(urth) Puppies

Norwood, Frederick Hudson NORWOODR at mail.etsu.edu
Wed Apr 29 08:50:02 PDT 2015


You live in a place where conservatism is unfashionable.  I am a liberal who lives in a place where liberalism is unfashionable (Tennessee).  But when it comes to, for example, Wolfe and Pournelle, I think those words are misleading.  Wolfe is a religious conservative, and has a very dim view of government in general.  If Pournelle is religious, he hasn't mentioned it, and he has often worked for the government.  If this discussion is going to make any sense at all, we need to distinguish between social conservatives (anti-gay, anti-abortion, War on Christmas conservatives) and libertarians such as Pournelle, who have allied with the Republican Party in the US but must find themselves in bed with some really strange bedfellows.

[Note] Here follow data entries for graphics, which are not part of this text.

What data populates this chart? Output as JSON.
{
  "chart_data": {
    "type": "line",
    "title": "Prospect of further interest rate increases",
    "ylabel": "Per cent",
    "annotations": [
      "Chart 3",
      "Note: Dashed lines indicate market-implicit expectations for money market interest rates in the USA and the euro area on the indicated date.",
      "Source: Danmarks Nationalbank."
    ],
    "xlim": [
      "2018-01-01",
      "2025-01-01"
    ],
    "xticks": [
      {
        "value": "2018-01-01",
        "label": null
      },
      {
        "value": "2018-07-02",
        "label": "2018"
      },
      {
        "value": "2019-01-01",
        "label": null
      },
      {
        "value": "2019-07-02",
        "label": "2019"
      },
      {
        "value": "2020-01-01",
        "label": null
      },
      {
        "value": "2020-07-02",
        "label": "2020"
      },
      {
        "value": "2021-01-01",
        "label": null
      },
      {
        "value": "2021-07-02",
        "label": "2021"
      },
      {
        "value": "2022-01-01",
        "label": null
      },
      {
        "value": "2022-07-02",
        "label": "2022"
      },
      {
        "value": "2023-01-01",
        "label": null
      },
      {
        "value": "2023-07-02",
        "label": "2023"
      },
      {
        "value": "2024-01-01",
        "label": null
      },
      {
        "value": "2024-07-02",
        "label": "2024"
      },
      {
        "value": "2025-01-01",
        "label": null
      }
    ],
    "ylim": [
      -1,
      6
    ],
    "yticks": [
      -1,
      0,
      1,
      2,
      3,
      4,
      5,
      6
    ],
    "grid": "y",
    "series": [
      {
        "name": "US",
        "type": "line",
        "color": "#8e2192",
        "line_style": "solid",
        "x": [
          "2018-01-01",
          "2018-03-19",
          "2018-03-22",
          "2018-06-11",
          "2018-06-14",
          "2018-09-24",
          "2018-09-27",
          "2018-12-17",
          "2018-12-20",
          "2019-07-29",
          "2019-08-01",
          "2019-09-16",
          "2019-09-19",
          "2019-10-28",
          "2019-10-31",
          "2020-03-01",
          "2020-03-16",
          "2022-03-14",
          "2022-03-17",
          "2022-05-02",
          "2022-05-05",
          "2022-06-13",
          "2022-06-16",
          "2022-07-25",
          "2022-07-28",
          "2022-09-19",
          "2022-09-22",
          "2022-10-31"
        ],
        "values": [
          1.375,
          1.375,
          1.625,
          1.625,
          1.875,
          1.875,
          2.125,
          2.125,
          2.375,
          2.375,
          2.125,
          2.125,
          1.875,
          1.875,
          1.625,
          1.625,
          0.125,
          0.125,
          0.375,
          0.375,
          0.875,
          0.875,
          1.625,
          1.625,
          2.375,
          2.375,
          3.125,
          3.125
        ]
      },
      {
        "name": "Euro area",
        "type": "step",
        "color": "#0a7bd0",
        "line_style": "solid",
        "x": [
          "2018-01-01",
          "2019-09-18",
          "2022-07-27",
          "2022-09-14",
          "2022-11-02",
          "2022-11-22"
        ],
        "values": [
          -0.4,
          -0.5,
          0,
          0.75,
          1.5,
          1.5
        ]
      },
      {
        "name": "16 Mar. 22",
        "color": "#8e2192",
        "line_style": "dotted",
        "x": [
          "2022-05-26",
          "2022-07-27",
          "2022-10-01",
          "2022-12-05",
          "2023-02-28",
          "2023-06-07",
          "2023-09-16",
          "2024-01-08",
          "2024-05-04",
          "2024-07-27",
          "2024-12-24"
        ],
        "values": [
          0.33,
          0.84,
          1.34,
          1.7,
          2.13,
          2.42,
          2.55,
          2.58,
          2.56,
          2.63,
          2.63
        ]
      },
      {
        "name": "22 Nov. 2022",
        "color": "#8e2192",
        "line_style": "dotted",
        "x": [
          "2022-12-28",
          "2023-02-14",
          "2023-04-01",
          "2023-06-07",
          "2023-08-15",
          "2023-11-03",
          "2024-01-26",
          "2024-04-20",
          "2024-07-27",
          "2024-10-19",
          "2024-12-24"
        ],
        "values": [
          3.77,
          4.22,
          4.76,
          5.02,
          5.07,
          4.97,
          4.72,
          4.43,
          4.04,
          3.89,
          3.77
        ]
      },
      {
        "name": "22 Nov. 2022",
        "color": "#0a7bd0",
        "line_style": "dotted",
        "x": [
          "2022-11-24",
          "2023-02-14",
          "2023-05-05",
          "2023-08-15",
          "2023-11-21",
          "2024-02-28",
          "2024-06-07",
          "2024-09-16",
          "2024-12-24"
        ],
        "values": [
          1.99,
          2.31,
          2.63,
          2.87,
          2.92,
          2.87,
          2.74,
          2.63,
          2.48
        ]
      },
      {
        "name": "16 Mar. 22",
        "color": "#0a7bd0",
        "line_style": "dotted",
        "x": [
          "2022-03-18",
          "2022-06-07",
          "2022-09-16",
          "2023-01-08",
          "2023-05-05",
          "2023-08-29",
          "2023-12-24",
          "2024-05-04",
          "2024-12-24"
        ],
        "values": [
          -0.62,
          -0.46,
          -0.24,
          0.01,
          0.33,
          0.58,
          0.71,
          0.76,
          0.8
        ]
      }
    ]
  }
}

More important is the question to what extent politics influences their fiction.  Pournelle's fiction is, of course, all about politics, but I enjoy it anyway.  I enjoy Wolfe less when he puts too much politics into his fiction, as I think he did in The Land Across.  I've read all of Vinge, enjoyed it all, and didn't even know he was right-wing.  I still don’t know what tail of the Right he is on.

But I don't like the idea of people voting for the Hugo based on politics (or gender or race) instead of on how good the story is.  And I have noticed people complaining that they didn't win because of their politics (Spider Robinson is a good example) when really the problem was that the particular story wasn't good enough.